Do you know how you sounded when you joined those assholes in helping talk shit about that project he put together to help YOU?
Muhammad Rasheed - Well, I know what it sounded like to me.
And then you started making fun of his children, and questioning him and his wife's parenting and shit. Really? To the guy who was actively trying to set up a company to bring your black speculative fiction properties to the silver screen?
Muhammad Rasheed - Wake up, please.
William Satterwhite - "I think Byron owns a network or something.“
Technically it's more of a production company that produces a bunch of shows in bulk for first run syndication- I think there might be an online streaming component but there isn't an actual TV channel in the classic sense. That said, that is still a major move
Muhammad Rasheed - And Lord knows what he actually plans to do with this suit money it looks like he very well may win.
John Sanford - Whoa, really? The Real People guy? Wow!
Ashanti Ghania - Which goes to show you that it's the producers, not the talent, that makes the real money.

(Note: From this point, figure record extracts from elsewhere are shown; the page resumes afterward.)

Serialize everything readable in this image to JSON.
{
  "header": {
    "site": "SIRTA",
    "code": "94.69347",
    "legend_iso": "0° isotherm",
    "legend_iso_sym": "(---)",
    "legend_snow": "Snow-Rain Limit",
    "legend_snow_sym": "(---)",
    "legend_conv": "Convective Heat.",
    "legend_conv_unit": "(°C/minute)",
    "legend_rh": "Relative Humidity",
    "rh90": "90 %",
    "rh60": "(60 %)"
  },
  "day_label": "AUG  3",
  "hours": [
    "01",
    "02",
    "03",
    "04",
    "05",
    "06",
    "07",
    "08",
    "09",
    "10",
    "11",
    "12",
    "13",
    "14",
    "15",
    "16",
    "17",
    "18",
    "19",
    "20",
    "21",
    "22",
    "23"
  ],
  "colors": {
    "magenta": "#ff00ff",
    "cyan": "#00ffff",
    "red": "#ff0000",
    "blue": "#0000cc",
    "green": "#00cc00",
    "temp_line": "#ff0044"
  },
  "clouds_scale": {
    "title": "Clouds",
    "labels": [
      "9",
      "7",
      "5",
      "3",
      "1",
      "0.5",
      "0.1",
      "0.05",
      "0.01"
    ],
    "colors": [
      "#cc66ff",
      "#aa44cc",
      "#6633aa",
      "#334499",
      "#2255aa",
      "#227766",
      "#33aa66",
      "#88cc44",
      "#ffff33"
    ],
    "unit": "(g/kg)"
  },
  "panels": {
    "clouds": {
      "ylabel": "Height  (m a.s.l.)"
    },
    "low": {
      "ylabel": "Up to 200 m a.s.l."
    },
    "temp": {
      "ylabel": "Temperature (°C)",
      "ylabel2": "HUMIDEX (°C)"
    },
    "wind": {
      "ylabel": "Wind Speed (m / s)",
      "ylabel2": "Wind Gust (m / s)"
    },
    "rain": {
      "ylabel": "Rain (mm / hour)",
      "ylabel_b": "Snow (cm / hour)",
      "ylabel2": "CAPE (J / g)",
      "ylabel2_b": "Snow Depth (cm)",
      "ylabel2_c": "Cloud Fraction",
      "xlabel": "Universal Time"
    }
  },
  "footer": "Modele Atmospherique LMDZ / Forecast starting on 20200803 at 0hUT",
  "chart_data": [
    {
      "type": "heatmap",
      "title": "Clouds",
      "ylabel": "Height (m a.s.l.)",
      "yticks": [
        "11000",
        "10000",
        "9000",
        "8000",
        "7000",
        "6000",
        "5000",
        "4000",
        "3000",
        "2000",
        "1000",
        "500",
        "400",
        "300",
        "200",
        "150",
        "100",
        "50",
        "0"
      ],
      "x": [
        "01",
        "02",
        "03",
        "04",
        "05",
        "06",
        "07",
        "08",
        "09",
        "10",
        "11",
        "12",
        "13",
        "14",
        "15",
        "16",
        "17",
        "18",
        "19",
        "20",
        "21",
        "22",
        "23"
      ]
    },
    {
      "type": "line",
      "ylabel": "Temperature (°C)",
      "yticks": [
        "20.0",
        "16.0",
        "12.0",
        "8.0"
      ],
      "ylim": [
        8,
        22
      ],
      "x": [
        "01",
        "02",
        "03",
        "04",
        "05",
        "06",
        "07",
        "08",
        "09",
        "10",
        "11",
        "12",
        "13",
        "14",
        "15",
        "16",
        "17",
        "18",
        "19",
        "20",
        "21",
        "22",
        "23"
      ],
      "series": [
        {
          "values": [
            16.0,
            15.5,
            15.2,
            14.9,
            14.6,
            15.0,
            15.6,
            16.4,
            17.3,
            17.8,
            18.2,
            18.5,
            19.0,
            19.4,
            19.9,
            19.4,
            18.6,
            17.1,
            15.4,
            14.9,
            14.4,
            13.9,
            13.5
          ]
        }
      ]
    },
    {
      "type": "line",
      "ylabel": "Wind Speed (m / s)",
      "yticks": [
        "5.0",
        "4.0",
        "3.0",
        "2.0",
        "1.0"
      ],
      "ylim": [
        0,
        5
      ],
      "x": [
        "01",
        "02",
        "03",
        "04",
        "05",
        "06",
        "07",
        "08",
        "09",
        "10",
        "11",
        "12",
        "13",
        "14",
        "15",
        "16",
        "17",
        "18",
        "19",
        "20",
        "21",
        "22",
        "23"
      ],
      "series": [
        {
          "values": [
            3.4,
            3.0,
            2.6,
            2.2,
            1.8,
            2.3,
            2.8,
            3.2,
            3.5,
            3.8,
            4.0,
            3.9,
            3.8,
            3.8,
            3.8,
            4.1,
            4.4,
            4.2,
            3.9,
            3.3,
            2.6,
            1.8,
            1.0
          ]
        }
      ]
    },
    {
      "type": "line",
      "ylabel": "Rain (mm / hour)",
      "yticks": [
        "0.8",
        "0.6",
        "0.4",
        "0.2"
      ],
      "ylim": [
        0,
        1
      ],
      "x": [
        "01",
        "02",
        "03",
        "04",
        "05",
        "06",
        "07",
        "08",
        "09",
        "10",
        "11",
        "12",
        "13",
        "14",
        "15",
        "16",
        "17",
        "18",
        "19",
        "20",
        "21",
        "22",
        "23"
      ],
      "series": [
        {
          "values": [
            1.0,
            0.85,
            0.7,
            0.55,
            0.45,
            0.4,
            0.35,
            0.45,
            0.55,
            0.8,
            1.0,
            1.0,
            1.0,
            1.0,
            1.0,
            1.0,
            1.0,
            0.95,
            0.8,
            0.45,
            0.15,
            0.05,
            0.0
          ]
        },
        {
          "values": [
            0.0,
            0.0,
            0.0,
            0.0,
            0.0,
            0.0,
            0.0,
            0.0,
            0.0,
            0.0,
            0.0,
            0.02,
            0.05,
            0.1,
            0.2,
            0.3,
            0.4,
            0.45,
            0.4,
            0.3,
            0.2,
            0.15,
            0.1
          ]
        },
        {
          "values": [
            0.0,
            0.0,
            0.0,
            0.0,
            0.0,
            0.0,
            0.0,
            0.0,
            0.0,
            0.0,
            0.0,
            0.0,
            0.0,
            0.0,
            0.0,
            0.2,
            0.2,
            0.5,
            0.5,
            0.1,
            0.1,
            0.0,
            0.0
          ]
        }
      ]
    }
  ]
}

Muhammad Rasheed - Right. It's textbook business. The talent represents the product in his company, and his job is to buy product as cheap as he can get it, and make his profits by selling it marked up. His initial goal to be profitable is to pay the talent as little as he can get away with (if he owns a slave ship or an abortion clinic, he'll get his product for free). So the wealthier the talent is, you get a good look into how much the suits behind the scenes get. Mike Tyson, for example, grossed $300 million for 1996 alone.